The Open Eye Gallery
I think this gallery contained the most popular photographs of the biennial. Like most people, I really enjoyed the series by Kohei Yoshiyuki. I’d read up on it before visiting (for some reason the popular press are very interested in these particular pieces of art), so it wasn’t a surprise to me, but it was great to see the photographs come alive in the gallery. It’s not often that you are handed a torch and shown into a darkened room to watch people watching sexual activities in ‘The Park’. The photos were cleverly done and more than a bit disturbing at times (certainly provoking much discussion though). You can also be a voyeur and read more about the exhibit on the Open Eye site.
The final exhibit we saw by Mark Morrisroe, in contrast, was brightly coloured and brightly lit. It felt open and pleasantly offset the previous exhibit. It seemed as though there must have been a story/reasoning behind each image, but they remained a jumbled and colourful mystery. Morrisroe made many of these images in his hospital bathroom shortly before dying of AIDs, which gave these images extra poignancy and raised yet more questions. At the time I couldn’t work out how they related to the theme, but now I realise that perhaps the unexpected guest was the virus ravaging his immune system unasked.
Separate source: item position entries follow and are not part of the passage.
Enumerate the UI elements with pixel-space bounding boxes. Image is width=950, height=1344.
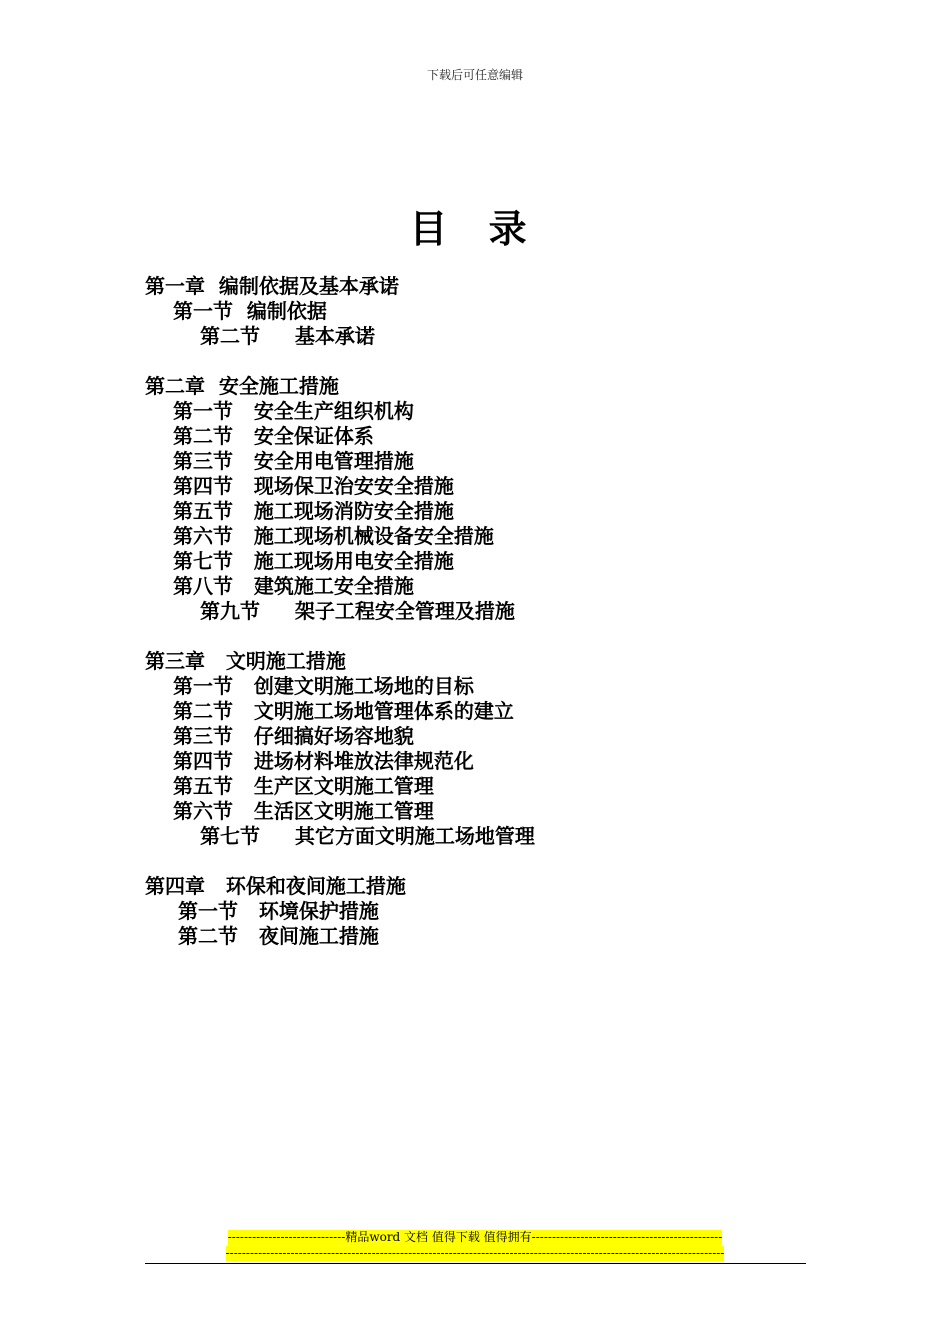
toc-section-2-4: 第四节 现场保卫治安安全措施	[173, 474, 454, 498]
header-note: 下载后可任意编辑	[426, 68, 523, 82]
toc-section-2-5: 第五节 施工现场消防安全措施	[173, 499, 454, 523]
toc-section-2-6: 第六节 施工现场机械设备安全措施	[173, 524, 494, 548]
toc-spacer	[145, 624, 535, 649]
toc-section-2-8: 第八节 建筑施工安全措施	[173, 574, 414, 598]
toc-section-3-6: 第六节 生活区文明施工管理	[173, 799, 434, 823]
toc-section-3-3: 第三节 仔细搞好场容地貌	[173, 724, 414, 748]
document-title: 目 录	[409, 206, 541, 251]
footer-dash-line	[0, 1246, 950, 1261]
toc-section-2-3: 第三节 安全用电管理措施	[173, 449, 414, 473]
footer-dash-text: ---------------------------------------------------------------------------------------------------------------------------	[225, 1246, 725, 1260]
footer-banner-text: -----------------------------精品word 文档 值得下载 值得拥有-----------------------------------------------	[227, 1230, 723, 1244]
toc-section-4-1: 第一节 环境保护措施	[178, 899, 379, 923]
toc-section-3-4: 第四节 进场材料堆放法律规范化	[173, 749, 474, 773]
toc-section-2-7: 第七节 施工现场用电安全措施	[173, 549, 454, 573]
toc-section-3-5: 第五节 生产区文明施工管理	[173, 774, 434, 798]
footer-banner	[0, 1230, 950, 1245]
toc-section-2-1: 第一节 安全生产组织机构	[173, 399, 414, 423]
toc-chapter-3: 第三章 文明施工措施	[145, 649, 346, 673]
toc-chapter-2: 第二章 安全施工措施	[145, 374, 339, 398]
toc-section-2-9: 第九节 架子工程安全管理及措施	[200, 599, 515, 623]
toc-section-3-7: 第七节 其它方面文明施工场地管理	[200, 824, 535, 848]
toc-chapter-1: 第一章 编制依据及基本承诺	[145, 274, 399, 298]
toc-section-1-2: 第二节 基本承诺	[200, 324, 375, 348]
toc-chapter-4: 第四章 环保和夜间施工措施	[145, 874, 406, 898]
toc-section-1-1: 第一节 编制依据	[173, 299, 327, 323]
toc-section-4-2: 第二节 夜间施工措施	[178, 924, 379, 948]
toc-section-3-1: 第一节 创建文明施工场地的目标	[173, 674, 474, 698]
toc-section-3-2: 第二节 文明施工场地管理体系的建立	[173, 699, 514, 723]
toc-section-2-2: 第二节 安全保证体系	[173, 424, 374, 448]
footer-rule	[145, 1263, 806, 1264]
toc-spacer	[145, 349, 535, 374]
toc-spacer	[145, 849, 535, 874]
table-of-contents	[145, 274, 535, 949]
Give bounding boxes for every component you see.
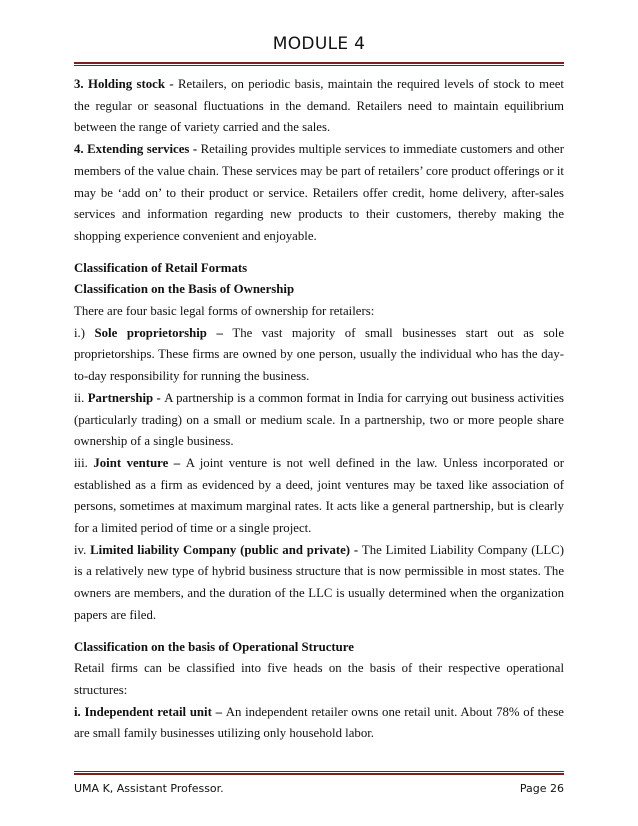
paragraph-joint-venture: iii. Joint venture – A joint venture is not well defined in the law. Unless incorporated or established as a firm as evidenced by a deed, joint ventures may be taxed like association of persons, sometimes at maximum marginal rates. It acts like a general partnership, but is clearly for a limited period of time or a single project. xyxy=(74,455,564,536)
footer-rule xyxy=(74,771,564,775)
term-joint-venture: Joint venture – xyxy=(93,455,186,470)
paragraph-holding-stock: 3. Holding stock - Retailers, on periodic basis, maintain the required levels of stock to meet the regular or seasonal fluctuations in the demand. Retailers need to maintain equilibrium between the range of variety carried and the sales. xyxy=(74,77,564,135)
footer-author: UMA K, Assistant Professor. xyxy=(74,782,224,795)
paragraph-sole-proprietorship: i.) Sole proprietorship – The vast majority of small businesses start out as sole proprietorships. These firms are owned by one person, usually the individual who has the day-to-day responsibility for running the business. xyxy=(74,325,565,384)
section-heading: Classification of Retail Formats xyxy=(74,260,248,275)
paragraph-independent-retail: i. Independent retail unit – An independent retailer owns one retail unit. About 78% of these are small family businesses utilizing only household labor. xyxy=(74,704,564,741)
module-title: MODULE 4 xyxy=(272,34,366,54)
paragraph-partnership: ii. Partnership - A partnership is a common format in India for carrying out business activities (particularly trading) on a small or medium scale. In a partnership, two or more people share ownership of a single business. xyxy=(74,390,564,449)
subsection-heading-operational: Classification on the basis of Operational Structure xyxy=(74,639,354,654)
term-extending-services: 4. Extending services - xyxy=(74,142,201,157)
subsection-heading: Classification on the Basis of Ownership xyxy=(74,282,295,297)
document-body xyxy=(74,74,564,745)
header-rule xyxy=(74,62,564,66)
paragraph-llc: iv. Limited liability Company (public and private) - The Limited Liability Company (LLC) is a relatively new type of hybrid business structure that is now permissible in most states. The owners are members, and the duration of the LLC is usually determined when the organization papers are filed. xyxy=(74,542,564,622)
page-footer xyxy=(74,782,564,795)
term-partnership: Partnership - xyxy=(87,390,165,405)
term-holding-stock: 3. Holding stock - xyxy=(74,77,178,91)
paragraph-intro-ownership: There are four basic legal forms of ownership for retailers: xyxy=(74,304,375,319)
term-independent-retail: i. Independent retail unit – xyxy=(74,704,226,719)
paragraph-extending-services: 4. Extending services - Retailing provides multiple services to immediate customers and other members of the value chain. These services may be part of retailers’ core product offerings or it may be ‘add on’ to their product or service. Retailers offer credit, home delivery, after-sales services and information regarding new products to their customers, thereby making the shopping experience convenient and enjoyable. xyxy=(74,142,564,243)
paragraph-intro-operational: Retail firms can be classified into five heads on the basis of their respective operational structures: xyxy=(74,661,564,697)
page-number: Page 26 xyxy=(519,782,564,795)
term-sole-proprietorship: Sole proprietorship – xyxy=(94,325,233,340)
term-llc: Limited liability Company (public and private) - xyxy=(90,542,362,557)
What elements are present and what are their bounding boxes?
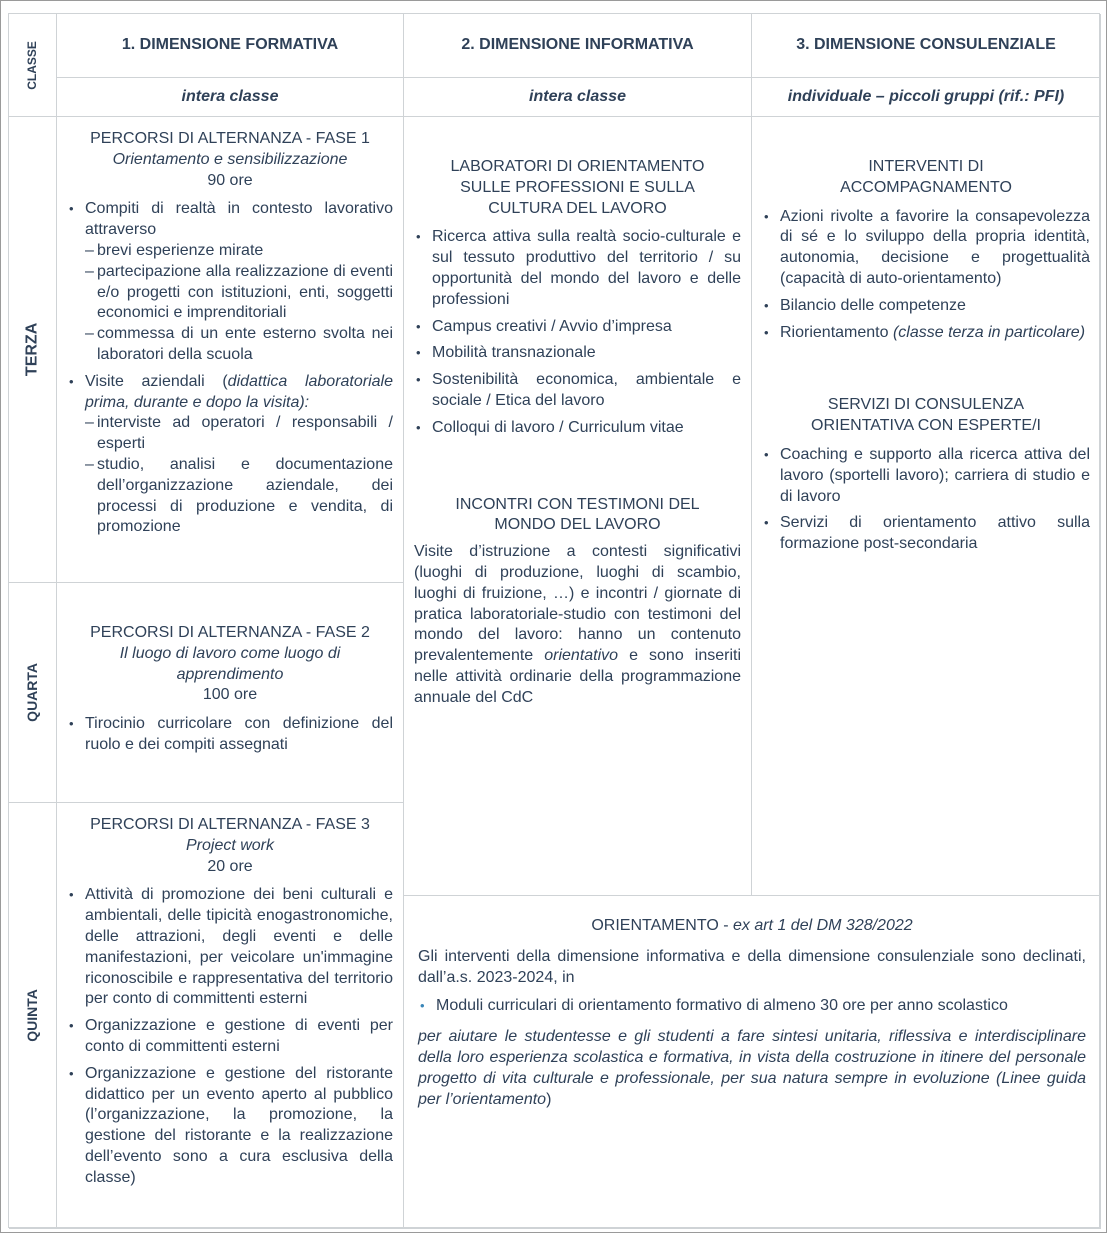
orientamento-title bbox=[418, 916, 1086, 937]
list-item: – studio, analisi e documentazione dell’organizzazione aziendale, dei processi di produzione e vendita, di promozione bbox=[97, 455, 393, 538]
text: ORIENTAMENTO - bbox=[591, 917, 733, 934]
list-item: – interviste ad operatori / responsabili / esperti bbox=[97, 413, 393, 455]
accompagnamento-title: INTERVENTI DI ACCOMPAGNAMENTO bbox=[840, 158, 1012, 196]
list-item: • Moduli curriculari di orientamento formativo di almeno 30 ore per anno scolastico bbox=[436, 996, 1086, 1017]
header-informativa: 2. DIMENSIONE INFORMATIVA bbox=[404, 14, 752, 78]
fase2-hours: 100 ore bbox=[202, 686, 258, 704]
list-item: • Colloqui di lavoro / Curriculum vitae bbox=[432, 418, 741, 439]
servizi-title: SERVIZI DI CONSULENZA ORIENTATIVA CON ESPERTE/I bbox=[811, 396, 1041, 435]
quinta-label: QUINTA bbox=[24, 989, 41, 1042]
list-item: • Tirocinio curricolare con definizione del ruolo e dei compiti assegnati bbox=[85, 714, 393, 756]
list-item bbox=[85, 199, 393, 365]
list-item: • Bilancio delle competenze bbox=[780, 296, 1090, 317]
text: Visite d’istruzione a contesti significativi (luoghi di produzione, luoghi di scambio, luoghi di fruizione, …) e incontri / giornate di pratica laboratoriale-studio con testimoni del mondo del lavoro: hanno un contenuto prevalentemente bbox=[414, 543, 741, 665]
text: ) bbox=[546, 1090, 552, 1108]
list-item: • Mobilità transnazionale bbox=[432, 343, 741, 364]
list-item: • Organizzazione e gestione di eventi per conto di committenti esterni bbox=[85, 1016, 393, 1058]
item-text: Visite aziendali ( bbox=[85, 372, 228, 390]
header-formativa: 1. DIMENSIONE FORMATIVA bbox=[57, 14, 404, 78]
orientamento-cell bbox=[404, 896, 1101, 1229]
fase3-hours: 20 ore bbox=[207, 857, 253, 875]
list-item: • Servizi di orientamento attivo sulla formazione post-secondaria bbox=[780, 513, 1090, 555]
fase3-subtitle: Project work bbox=[185, 836, 275, 854]
header-classe bbox=[9, 14, 57, 117]
fase1-hours: 90 ore bbox=[207, 171, 253, 189]
list-item: – commessa di un ente esterno svolta nei laboratori della scuola bbox=[97, 324, 393, 366]
list-item: • Organizzazione e gestione del ristorante didattico per un evento aperto al pubblico (l’organizzazione, la promozione, la gestione del ristorante e la realizzazione dell’evento sono a cura esclusiva della classe) bbox=[85, 1064, 393, 1189]
sub-consulenziale: individuale – piccoli gruppi (rif.: PFI) bbox=[752, 78, 1101, 117]
list-item: • Attività di promozione dei beni culturali e ambientali, delle tipicità enogastronomiche, delle attrazioni, degli eventi e delle manifestazioni, per veicolare un'immagine riconoscibile e rappresentativa del territorio per conto di committenti esterni bbox=[85, 885, 393, 1010]
text: e sono inseriti nelle attività ordinarie della programmazione annuale del CdC bbox=[414, 647, 741, 706]
incontri-title: INCONTRI CON TESTIMONI DEL MONDO DEL LAVORO bbox=[455, 495, 700, 534]
item-text: Compiti di realtà in contesto lavorativo attraverso bbox=[85, 200, 393, 239]
text: Linee guida per l’orientamento bbox=[418, 1069, 1086, 1108]
incontri-text bbox=[414, 542, 741, 708]
list-item: • Coaching e supporto alla ricerca attiva del lavoro (sportelli lavoro); carriera di studio e di lavoro bbox=[780, 445, 1090, 507]
fase3-cell bbox=[57, 803, 404, 1229]
list-item bbox=[780, 323, 1090, 344]
text-italic: (classe terza in particolare) bbox=[892, 323, 1086, 341]
list-item: • Sostenibilità economica, ambientale e sociale / Etica del lavoro bbox=[432, 370, 741, 412]
list-item: • Campus creativi / Avvio d’impresa bbox=[432, 317, 741, 338]
row-terza bbox=[9, 117, 57, 583]
consulenziale-cell bbox=[752, 117, 1101, 896]
row-quinta bbox=[9, 803, 57, 1229]
text-italic: ex art 1 del DM 328/2022 bbox=[732, 917, 913, 934]
terza-label: TERZA bbox=[23, 322, 41, 377]
orientamento-intro: Gli interventi della dimensione informativa e della dimensione consulenziale sono declinati, dall’a.s. 2023-2024, in bbox=[418, 947, 1086, 986]
text: Riorientamento bbox=[780, 323, 893, 341]
classe-label: CLASSE bbox=[25, 40, 40, 90]
quarta-label: QUARTA bbox=[24, 663, 41, 722]
fase1-subtitle: Orientamento e sensibilizzazione bbox=[112, 150, 348, 168]
sub-formativa: intera classe bbox=[57, 78, 404, 117]
orientation-table bbox=[8, 13, 1100, 1228]
orientamento-closing bbox=[418, 1027, 1086, 1110]
list-item: • Ricerca attiva sulla realtà socio-culturale e sul tessuto produttivo del territorio / su opportunità del mondo del lavoro e delle professioni bbox=[432, 227, 741, 310]
sub-informativa: intera classe bbox=[404, 78, 752, 117]
list-item: • Azioni rivolte a favorire la consapevolezza di sé e lo sviluppo della propria identità, autonomia, decisione e progettualità (capacità di auto-orientamento) bbox=[780, 207, 1090, 290]
informativa-cell bbox=[404, 117, 752, 896]
item-text-italic: didattica laboratoriale prima, durante e dopo la visita): bbox=[85, 372, 393, 411]
fase2-title: PERCORSI DI ALTERNANZA - FASE 2 bbox=[90, 624, 370, 641]
fase2-cell bbox=[57, 583, 404, 803]
text: per aiutare le studentesse e gli studenti a fare sintesi unitaria, riflessiva e interdisciplinare della loro esperienza scolastica e formativa, in vista della costruzione in itinere del personale progetto di vita culturale e professionale, per sua natura sempre in evoluzione ( bbox=[418, 1028, 1086, 1087]
text-italic: orientativo bbox=[544, 647, 619, 665]
fase1-title: PERCORSI DI ALTERNANZA - FASE 1 bbox=[90, 130, 370, 147]
list-item bbox=[85, 372, 393, 538]
fase3-title: PERCORSI DI ALTERNANZA - FASE 3 bbox=[90, 816, 370, 833]
list-item: – partecipazione alla realizzazione di eventi e/o progetti con istituzioni, enti, soggetti economici e imprenditoriali bbox=[97, 262, 393, 324]
lab-title: LABORATORI DI ORIENTAMENTO SULLE PROFESSIONI E SULLA CULTURA DEL LAVORO bbox=[450, 158, 705, 217]
list-item: – brevi esperienze mirate bbox=[97, 241, 393, 262]
row-quarta bbox=[9, 583, 57, 803]
fase1-cell bbox=[57, 117, 404, 583]
header-consulenziale: 3. DIMENSIONE CONSULENZIALE bbox=[752, 14, 1101, 78]
fase2-subtitle: Il luogo di lavoro come luogo di apprendimento bbox=[119, 644, 341, 683]
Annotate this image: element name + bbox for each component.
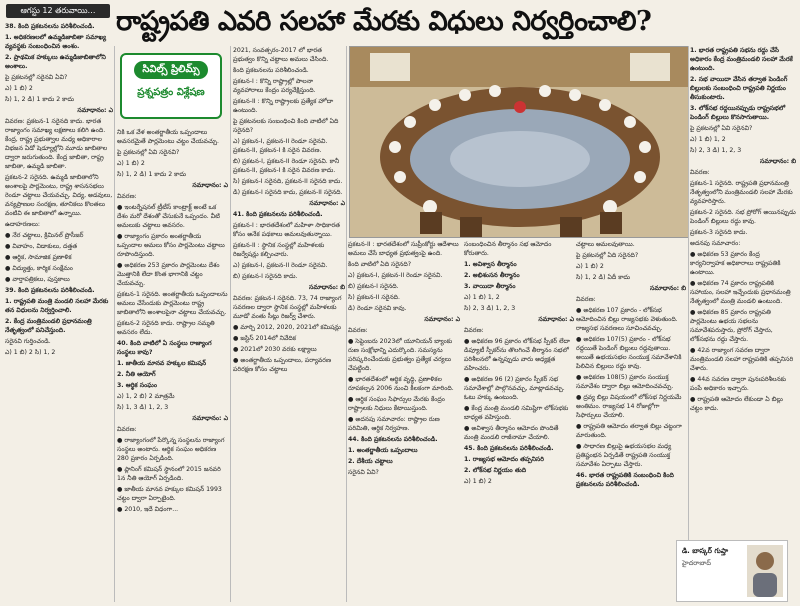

Overall, I found that the exhibits were a bit hit and miss. There were lots of videos, which is something I’ve not studied before, but it was interesting to see and Akomfrah’s film was especially good. It was great to be able to meet up with fellow students. Also good was being able to put names to faces and to hear opinions from tutors and other students.
The next study visit is Brighton this weekend, I’ve got my copy of Photoworks, and I’m really looking forward to it now!